Vote to request dismissal 2 years in the making
By Patrick Jean, The Layman, June 4, 2008
An Ohio congregation’s vote June 1 to request dismissal from the Presbyterian Church (USA) was at least two years in the making, their pastor says.
The Rev. Jason Bantz, pastor for 11 years of College Corner Presbyterian Church (aka First United Presbyterian Church) in College Corner, Ohio, said he knew of the issues in the denomination and struggled with them before going to seminary and again before seeking PCUSA ordination.
He said he attended the Presbyterian Lay Committee’s Faith and Life Conference in 2006 before the PCUSA’s 217th General Assembly. He started sharing more with his congregation after that Assembly approved the report of the Theological Task Force on Peace, Unity and Purity – including a recommendation that kept the current ordination standards in the denomination’s constitution, but allowed those who choose not to obey them to declare them to be non-essential.

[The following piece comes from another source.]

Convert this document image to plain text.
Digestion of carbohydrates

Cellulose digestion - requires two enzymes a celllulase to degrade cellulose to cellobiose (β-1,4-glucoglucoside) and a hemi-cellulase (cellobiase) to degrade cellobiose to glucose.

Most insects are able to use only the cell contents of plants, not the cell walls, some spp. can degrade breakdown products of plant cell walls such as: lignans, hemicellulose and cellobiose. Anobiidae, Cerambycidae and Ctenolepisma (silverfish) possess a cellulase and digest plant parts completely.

Bantz said his church has four issues with the PCUSA:
- 1. “The truthfulness of the Bible, the full truthfulness. Kind of a more conservative, evangelical reading of it.
- 2. “The singularity of Jesus to save.
- 3. “The sanctity-of-life issue, that all of life in the world is life.
- 4. “The issue of homosexuality and God’s design. We haven’t broken that one, but [we’re] just pushing all over it each General Assembly.”
College Corner Church had two “faithful options,” Bantz said: “One is to work for renewal, along with Presbyterians for Renewal, The Layman, New Wineskins [Association of Churches], or to seek to go to the EPC. And we didn’t have the leadership support to work for renewal.”
Bantz attended the New Wineskins convocation in Sacramento, Calif., in October 2007 and looked at the Evangelical Presbyterian Church and other denominations, like the Presbyterian Church in America and the Evangelical Covenant Church. “The EPC was the best fit, especially after I got to meet some PCUSA churches in New Wineskins out there and heard Dean Weaver and Gerrit Dawson,” he said.
Weaver and Dawson are the New Wineskins co-moderators and, respectively, the pastors of Memorial Park Presbyterian Church in Allison Park, Pa., and First Presbyterian Church in Baton Rouge, La.
Bantz did research on the Internet and said he felt a match with the EPC’s beliefs, particularly its emphasis on mission and local option on women in leadership – Bantz’s church has women deacons and elders.
Bantz said he had meetings with the interim executive presbyter of Whitewater Valley Presbytery in November after returning from the New Wineskins convocation. His church’s session met two months after that, with a church meeting in February.
“We did take about a year on our own to kind of work through the issues and didn’t bring things up to presbytery,” he said. “We saw the ‘Louisville Papers‘ and I shared with the advisory team of the presbytery, ‘You know, those are threatening words.’ And we realize all presbyteries wouldn’t do that, but it seems as we move forward, some of the things that came away from that, they’re doing.”